In the dead car

Je suis muette, tu comprends ca sort pas, j’ai des mots et puis des phrases, ca m’écorche la gorge et ca fait saigner mes gencives, ca bouillonne et puis ca se bastonne, ca veut pas mourir, ca veut pas se taire, ca me pousse à dégueuler, tout en une fois, sans réfléchir et sans pouvoir modérer, ca sort comme ca peut, quand j’ouvre un peu trop la bouche ca s’échappe et ca s’enfuit, la boue, la merde, ce que je pense tout au fond, ce que je n’ose pas dire, ce que je ne veux pas avouer, ca m’oxyde les dents, dépose une mousse de dégout sur ma langue jaunie, nicotine et café soluble, mensonges et regrets.

Je danse pas, je respire, pas, j’arrête de bouger, la tête dans mon écran toute la journée, écrire des trucs qui ne veulent rien dire, aligner les mots les verbes les adjectifs, ne pas chercher à comprendre, les doigts qui frappent les touches de plus en plus fort, de plus en plus énervée, de ne pas sortir, de ne pas parler, de ne rien dire et de tout garder, j’appuie sur les touches et je frappe mes mots, j’ai des courbatures aux phalanges et mes mains sont gonflées, je me punis d’être muette, d’être une handicapée momentanée, je me punis mais c’est bien, je mérite et c’est bon, la souffrance d’exister, juste se réveiller et respirer, s’émerveiller d’être encore là en attendant que le nuage se repose sur ta tête, les quelques minutes que tu grappilles pour sourire et te souvenir comment c’était.

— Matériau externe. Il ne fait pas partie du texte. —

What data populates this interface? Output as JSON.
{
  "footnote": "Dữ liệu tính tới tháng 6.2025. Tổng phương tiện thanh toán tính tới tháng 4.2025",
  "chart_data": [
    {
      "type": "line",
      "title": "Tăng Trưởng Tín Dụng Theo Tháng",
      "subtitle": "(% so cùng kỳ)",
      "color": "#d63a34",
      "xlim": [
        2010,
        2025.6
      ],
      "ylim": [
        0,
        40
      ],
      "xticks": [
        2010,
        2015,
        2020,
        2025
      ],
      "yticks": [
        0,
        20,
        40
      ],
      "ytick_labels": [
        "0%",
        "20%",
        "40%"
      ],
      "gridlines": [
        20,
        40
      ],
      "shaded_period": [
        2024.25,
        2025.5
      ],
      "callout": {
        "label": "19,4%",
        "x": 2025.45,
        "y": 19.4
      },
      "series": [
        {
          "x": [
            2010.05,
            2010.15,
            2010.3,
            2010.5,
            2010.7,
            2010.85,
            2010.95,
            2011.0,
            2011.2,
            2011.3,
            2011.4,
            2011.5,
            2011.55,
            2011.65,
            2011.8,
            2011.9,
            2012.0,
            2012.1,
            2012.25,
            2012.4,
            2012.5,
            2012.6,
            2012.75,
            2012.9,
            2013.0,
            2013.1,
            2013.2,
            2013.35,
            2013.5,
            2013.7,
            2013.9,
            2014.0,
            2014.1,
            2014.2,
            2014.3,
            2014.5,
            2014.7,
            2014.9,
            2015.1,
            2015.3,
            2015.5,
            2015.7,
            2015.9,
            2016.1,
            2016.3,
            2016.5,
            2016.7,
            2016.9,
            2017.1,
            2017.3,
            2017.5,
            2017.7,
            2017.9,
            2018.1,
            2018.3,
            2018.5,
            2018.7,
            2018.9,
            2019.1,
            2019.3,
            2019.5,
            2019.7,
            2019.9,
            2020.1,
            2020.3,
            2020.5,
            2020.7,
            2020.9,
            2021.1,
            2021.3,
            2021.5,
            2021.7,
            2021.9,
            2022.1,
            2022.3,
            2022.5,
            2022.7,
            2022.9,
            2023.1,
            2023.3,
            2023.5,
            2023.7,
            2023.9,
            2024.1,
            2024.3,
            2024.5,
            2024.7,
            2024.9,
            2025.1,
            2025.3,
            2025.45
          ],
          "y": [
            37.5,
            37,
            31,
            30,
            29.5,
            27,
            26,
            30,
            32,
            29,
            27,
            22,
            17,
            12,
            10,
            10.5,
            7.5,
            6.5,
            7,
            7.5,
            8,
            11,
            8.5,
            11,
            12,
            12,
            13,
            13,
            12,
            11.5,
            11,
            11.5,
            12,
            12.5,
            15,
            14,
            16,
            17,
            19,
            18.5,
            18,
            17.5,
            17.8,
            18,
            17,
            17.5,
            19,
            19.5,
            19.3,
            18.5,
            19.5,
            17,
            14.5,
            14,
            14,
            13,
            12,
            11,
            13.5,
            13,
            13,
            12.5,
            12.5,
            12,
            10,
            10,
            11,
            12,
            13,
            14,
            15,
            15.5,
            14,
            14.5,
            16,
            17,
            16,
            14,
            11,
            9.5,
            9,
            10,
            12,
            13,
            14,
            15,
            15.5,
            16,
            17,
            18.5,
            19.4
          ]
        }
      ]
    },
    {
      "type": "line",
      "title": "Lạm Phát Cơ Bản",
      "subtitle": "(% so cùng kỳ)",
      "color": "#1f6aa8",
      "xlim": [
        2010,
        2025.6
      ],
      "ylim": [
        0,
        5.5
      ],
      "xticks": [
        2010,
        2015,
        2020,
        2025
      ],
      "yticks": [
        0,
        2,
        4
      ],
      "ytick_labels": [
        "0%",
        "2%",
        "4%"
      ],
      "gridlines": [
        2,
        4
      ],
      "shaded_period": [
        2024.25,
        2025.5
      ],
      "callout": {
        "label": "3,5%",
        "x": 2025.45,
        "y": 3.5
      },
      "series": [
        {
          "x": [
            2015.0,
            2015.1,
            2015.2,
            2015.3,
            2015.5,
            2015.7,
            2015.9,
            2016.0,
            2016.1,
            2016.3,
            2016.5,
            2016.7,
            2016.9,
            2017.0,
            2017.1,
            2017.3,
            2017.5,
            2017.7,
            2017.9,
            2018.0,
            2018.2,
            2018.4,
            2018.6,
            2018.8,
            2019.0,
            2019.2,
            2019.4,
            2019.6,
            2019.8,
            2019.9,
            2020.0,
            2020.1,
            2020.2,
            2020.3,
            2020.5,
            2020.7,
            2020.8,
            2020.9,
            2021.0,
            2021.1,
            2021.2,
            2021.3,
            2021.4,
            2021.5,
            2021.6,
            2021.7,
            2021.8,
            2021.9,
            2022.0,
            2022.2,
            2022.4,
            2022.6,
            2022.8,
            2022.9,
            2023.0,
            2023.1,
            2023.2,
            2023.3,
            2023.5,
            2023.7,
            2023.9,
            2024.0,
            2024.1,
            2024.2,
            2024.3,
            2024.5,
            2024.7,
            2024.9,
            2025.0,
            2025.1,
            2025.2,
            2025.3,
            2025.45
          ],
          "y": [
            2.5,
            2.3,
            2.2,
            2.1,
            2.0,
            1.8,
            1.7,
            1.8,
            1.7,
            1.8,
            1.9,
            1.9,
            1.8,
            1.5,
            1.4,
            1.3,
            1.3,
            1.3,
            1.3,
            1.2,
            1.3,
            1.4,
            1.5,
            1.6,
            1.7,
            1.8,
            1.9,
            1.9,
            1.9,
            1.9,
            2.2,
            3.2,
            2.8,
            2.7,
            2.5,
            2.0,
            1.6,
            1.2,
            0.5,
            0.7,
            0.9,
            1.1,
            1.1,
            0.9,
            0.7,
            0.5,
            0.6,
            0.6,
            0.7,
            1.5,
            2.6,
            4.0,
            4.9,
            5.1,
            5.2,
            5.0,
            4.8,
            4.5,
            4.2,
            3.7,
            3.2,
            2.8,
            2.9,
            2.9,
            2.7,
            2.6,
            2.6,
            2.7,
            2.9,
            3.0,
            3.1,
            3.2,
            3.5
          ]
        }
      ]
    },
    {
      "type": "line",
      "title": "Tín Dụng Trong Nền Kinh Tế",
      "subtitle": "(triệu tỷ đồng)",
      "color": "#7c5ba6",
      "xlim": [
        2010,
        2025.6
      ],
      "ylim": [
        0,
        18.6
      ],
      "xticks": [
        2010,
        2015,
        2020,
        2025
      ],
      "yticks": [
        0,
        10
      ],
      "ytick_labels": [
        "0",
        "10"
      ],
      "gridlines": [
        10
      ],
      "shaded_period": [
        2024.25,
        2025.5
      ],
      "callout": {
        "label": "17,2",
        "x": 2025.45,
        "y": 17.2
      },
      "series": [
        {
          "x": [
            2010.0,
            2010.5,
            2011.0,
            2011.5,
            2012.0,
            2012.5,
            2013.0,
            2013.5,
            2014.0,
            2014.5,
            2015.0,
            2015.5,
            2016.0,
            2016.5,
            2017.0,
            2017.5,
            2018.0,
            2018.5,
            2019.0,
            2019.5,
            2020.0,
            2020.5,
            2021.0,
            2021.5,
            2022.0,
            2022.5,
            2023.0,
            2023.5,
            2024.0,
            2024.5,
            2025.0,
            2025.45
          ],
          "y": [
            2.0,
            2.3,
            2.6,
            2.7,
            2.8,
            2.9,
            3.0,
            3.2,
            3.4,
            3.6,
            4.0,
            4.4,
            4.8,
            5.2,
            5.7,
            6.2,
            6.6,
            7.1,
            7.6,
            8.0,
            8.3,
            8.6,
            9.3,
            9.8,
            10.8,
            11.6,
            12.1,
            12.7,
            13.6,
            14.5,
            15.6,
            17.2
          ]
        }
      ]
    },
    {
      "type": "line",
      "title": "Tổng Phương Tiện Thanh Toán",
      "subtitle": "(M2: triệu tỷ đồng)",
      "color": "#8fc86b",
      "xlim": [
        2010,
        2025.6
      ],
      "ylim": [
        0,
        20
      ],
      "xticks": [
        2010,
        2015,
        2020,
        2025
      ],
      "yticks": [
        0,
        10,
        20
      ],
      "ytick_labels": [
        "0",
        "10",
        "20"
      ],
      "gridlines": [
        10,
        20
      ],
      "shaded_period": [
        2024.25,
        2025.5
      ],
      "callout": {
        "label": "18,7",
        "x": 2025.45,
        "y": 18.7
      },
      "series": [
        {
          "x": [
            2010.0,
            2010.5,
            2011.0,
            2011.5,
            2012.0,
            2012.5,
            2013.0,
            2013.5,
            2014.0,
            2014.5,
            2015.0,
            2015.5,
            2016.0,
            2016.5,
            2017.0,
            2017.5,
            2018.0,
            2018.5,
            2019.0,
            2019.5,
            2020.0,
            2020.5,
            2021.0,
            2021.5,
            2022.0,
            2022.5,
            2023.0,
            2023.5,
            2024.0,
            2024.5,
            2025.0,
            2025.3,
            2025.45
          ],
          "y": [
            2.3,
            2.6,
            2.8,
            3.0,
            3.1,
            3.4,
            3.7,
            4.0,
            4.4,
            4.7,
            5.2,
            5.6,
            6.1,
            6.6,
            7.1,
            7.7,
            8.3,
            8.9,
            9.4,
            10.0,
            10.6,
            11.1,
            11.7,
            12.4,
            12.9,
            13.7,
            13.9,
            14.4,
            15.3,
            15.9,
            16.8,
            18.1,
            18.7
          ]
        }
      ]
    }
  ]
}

J’ai pas d’histoire de cul à raconter, y’a pas de sexe dans ma vie, j’ai même oublié comment c’était, j’ai pas envie qu’on me touche, j’ai pas envie de me montrer, je reste seule au pieu et je ferme les yeux, y’a rien qui vient, rien qui me donne envie de faire descendre ma main, j’arrive plus à jouir, ni dans ma tête ni dans mon cul, ca passe plus je te dis, c’est fini, c’est déconnecté, j’ai les connexions nerveuses qui finissent de griller, c’est incendie collectif dans les caves, les synapses arrosées à l’essence, je craque l’allumette et je regarde mes émotions flamber, c’est beau une caisse qui crame, c’est beau une ville la nuit, tu contemples les flammes qui viennent lécher les portières, ca va finir par exploser, ca monte dans l’air, c’est presque bleu, c’est presque invisible et pourtant ca ne va pas finir, les vitres qui implosent et le capot qui se soulève, c’est le moment du boum final, le souffle qui caresse tes lèvres, écrase ta clope à terre, reprend ton chemin, ca sera fini demain.